For the culture war angle, I think the biggest question is of retribution. On one hand, Israeli public will now demand a reaction that makes the ongoing Hamas attack pale in comparison. On the other hand, what can Israel do to a very densely populated Gaza strip that won't be branded as a war crime or ethnic cleansing?

Just as an aside, what value I continue to see in this forum is that it offers at least some sort of a dispassionate ground to discuss the tactical and strategic aspects of a conflict like this, which I find far more interesting than endless decriminations over modern dating or trans stuff or whatever. Twitter, certainly, is currently almost unusable for a discussion like this, even the local Twitter (in a country where the I/P conflict has far less valence than in many other European countries).

Yes, looking for interesting commentary in the sea of nationalist rage, confident posts by people who don't know what they are talking about, and various kinds of copium/hopium gets annoying.
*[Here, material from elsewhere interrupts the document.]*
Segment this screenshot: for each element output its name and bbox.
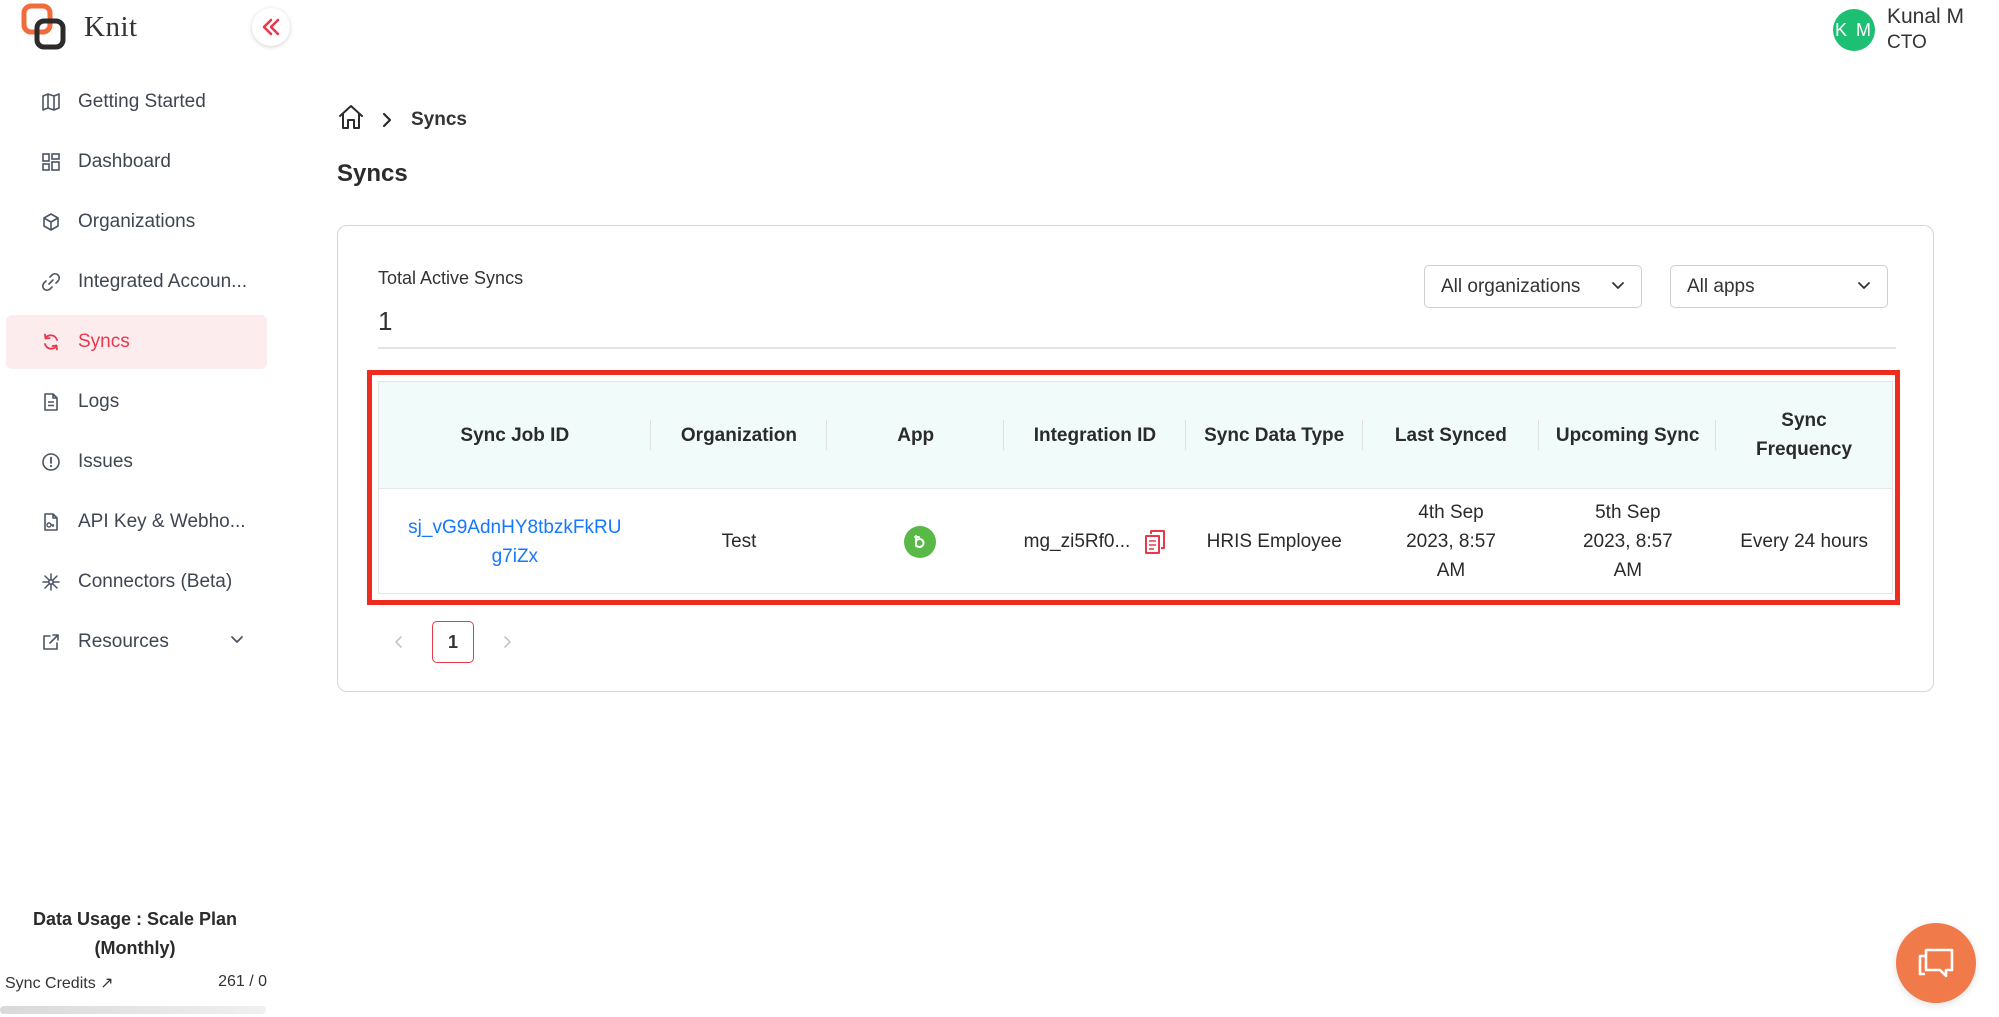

I get why people who either live in the war zone or know people who live there get that way, I am pretty sure that I would too. But it's not just coming from those people, it's also coming from people who have no direct connection to the conflict. There is usually a bunch of moralistic grandstanding that is so simplistic it could have been written by a 1970s-era computer plus a bunch of people chiming in who think that they have something interesting to say because unlike the average person, who reads zero things about geopolitics a year, they read five or six.

The above applies to supporters of both sides. And not just to this conflict.